In the midst of war, Lincoln gave thanks
In 1863, Abraham Lincoln began the presidential tradition of delivering a Thanksgiving proclamation. Presidents ever since have followed his example.
The year that is drawing toward a close has been filled with the blessings of fruitful fields and healthful skies. To these bounties, which are so constantly enjoyed that we are prone to forget the source from which they come, others have been added which are so extraordinary a nature that they cannot fail to penetrate and soften even the heart which is habitually insensible to the everwatching Providence of Almighty God.

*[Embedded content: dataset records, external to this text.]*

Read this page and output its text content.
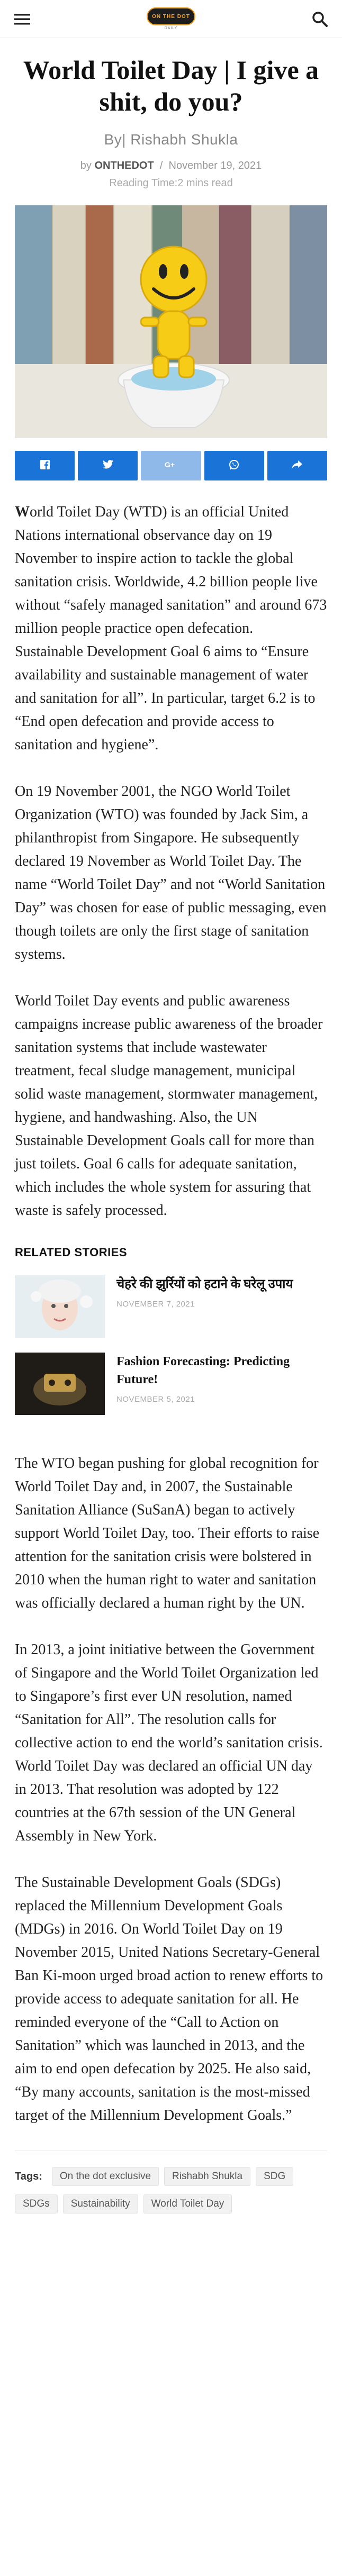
ON THE DOT
DAILY
World Toilet Day | I give a shit, do you?
By| Rishabh Shukla
by ONTHEDOT / November 19, 2021
Reading Time:2 mins read
G+

World Toilet Day (WTD) is an official United Nations international observance day on 19 November to inspire action to tackle the global sanitation crisis. Worldwide, 4.2 billion people live without “safely managed sanitation” and around 673 million people practice open defecation.
Sustainable Development Goal 6 aims to “Ensure availability and sustainable management of water and sanitation for all”. In particular, target 6.2 is to “End open defecation and provide access to sanitation and hygiene”.

On 19 November 2001, the NGO World Toilet Organization (WTO) was founded by Jack Sim, a philanthropist from Singapore. He subsequently declared 19 November as World Toilet Day. The name “World Toilet Day” and not “World Sanitation Day” was chosen for ease of public messaging, even though toilets are only the first stage of sanitation systems.

World Toilet Day events and public awareness campaigns increase public awareness of the broader sanitation systems that include wastewater treatment, fecal sludge management, municipal solid waste management, stormwater management, hygiene, and handwashing. Also, the UN Sustainable Development Goals call for more than just toilets. Goal 6 calls for adequate sanitation, which includes the whole system for assuring that waste is safely processed.

RELATED STORIES
चेहरे की झुर्रियों को हटाने के घरेलू उपाय
NOVEMBER 7, 2021
Fashion Forecasting: Predicting Future!
NOVEMBER 5, 2021

The WTO began pushing for global recognition for World Toilet Day and, in 2007, the Sustainable Sanitation Alliance (SuSanA) began to actively support World Toilet Day, too. Their efforts to raise attention for the sanitation crisis were bolstered in 2010 when the human right to water and sanitation was officially declared a human right by the UN.

In 2013, a joint initiative between the Government of Singapore and the World Toilet Organization led to Singapore’s first ever UN resolution, named “Sanitation for All”. The resolution calls for collective action to end the world’s sanitation crisis. World Toilet Day was declared an official UN day in 2013. That resolution was adopted by 122 countries at the 67th session of the UN General Assembly in New York.

The Sustainable Development Goals (SDGs) replaced the Millennium Development Goals (MDGs) in 2016. On World Toilet Day on 19 November 2015, United Nations Secretary-General Ban Ki-moon urged broad action to renew efforts to provide access to adequate sanitation for all. He reminded everyone of the “Call to Action on Sanitation” which was launched in 2013, and the aim to end open defecation by 2025. He also said, “By many accounts, sanitation is the most-missed target of the Millennium Development Goals.”

Tags:	On the dot exclusive	Rishabh Shukla	SDG
SDGs	Sustainability	World Toilet Day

In the midst of a civil war of unparalleled magnitude and severity, which has sometimes seemed to invite and provoke the aggressions of foreign states, peace has been preserved with all nations, order has been maintained, the laws have been respected and obeyed, and harmony has prevailed everywhere except in the theater of military conflict, while that theater has been greatly contracting by the advancing armies and navies of the union.

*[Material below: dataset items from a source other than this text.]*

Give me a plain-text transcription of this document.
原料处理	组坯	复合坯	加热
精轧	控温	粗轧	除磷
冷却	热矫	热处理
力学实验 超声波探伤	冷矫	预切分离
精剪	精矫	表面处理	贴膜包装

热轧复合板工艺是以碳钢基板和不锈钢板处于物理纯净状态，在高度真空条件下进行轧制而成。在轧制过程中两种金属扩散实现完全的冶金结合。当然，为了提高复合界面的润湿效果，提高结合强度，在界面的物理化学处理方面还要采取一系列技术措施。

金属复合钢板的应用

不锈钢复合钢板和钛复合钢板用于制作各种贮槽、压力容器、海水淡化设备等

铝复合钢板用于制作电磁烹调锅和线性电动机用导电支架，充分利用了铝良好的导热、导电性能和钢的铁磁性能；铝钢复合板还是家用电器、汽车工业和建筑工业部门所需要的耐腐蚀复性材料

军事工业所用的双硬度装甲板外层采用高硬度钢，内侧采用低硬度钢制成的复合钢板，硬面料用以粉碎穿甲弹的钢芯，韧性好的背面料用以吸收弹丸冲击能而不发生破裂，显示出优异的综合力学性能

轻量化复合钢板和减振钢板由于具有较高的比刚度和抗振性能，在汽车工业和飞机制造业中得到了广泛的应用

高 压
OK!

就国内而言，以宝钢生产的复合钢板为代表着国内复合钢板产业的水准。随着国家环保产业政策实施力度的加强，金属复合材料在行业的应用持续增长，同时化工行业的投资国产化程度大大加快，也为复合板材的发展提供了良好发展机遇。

No human council hath devised, nor hath any mortal hand, worked out these great things. They are the gracious gifts of the Most High God, who, while dealing with us in anger for our sins, hath, nevertheless, remembered mercy.
It has seemed to me fit and proper that they should be solemnly, reverently and gratefully acknowledged, as with one heart and voice, by the whole American people. I do, therefore, invite my fellow citizens in every part of the United States, and also those who are at sea, and those who are sojourning in foreign lands, to set apart and observe the last Thursday of November next as a day of Thanksgiving and prayer to our beneficent Father, who dwelleth in the heavens; and I recommend to them that while offering up the ascriptions justly due to him, for such singular deliverances and blessings, that do also, with humble penitence for our national perseverance and disobedience, commend to His tender care all those who have become widows, orphans, mourners or sufferers in the lamentable civil strife in which we are unavoidably engaged, and fervently implore the interposition of the Almighty hand to heal the wounds of the nation, and to restore it, as soon as may be consistent with the Divine purposes, to the full enjoyment of peace, harmony, tranquillity and union.
In testimony whereof, I have hereunto set my hand, and caused the seal of the United States to be affixed.
Done at the City of Washington, this third day of October, in the year of our Lord eighteen hundred and sixty-three, and of the independence of the United States the eighty-eighth.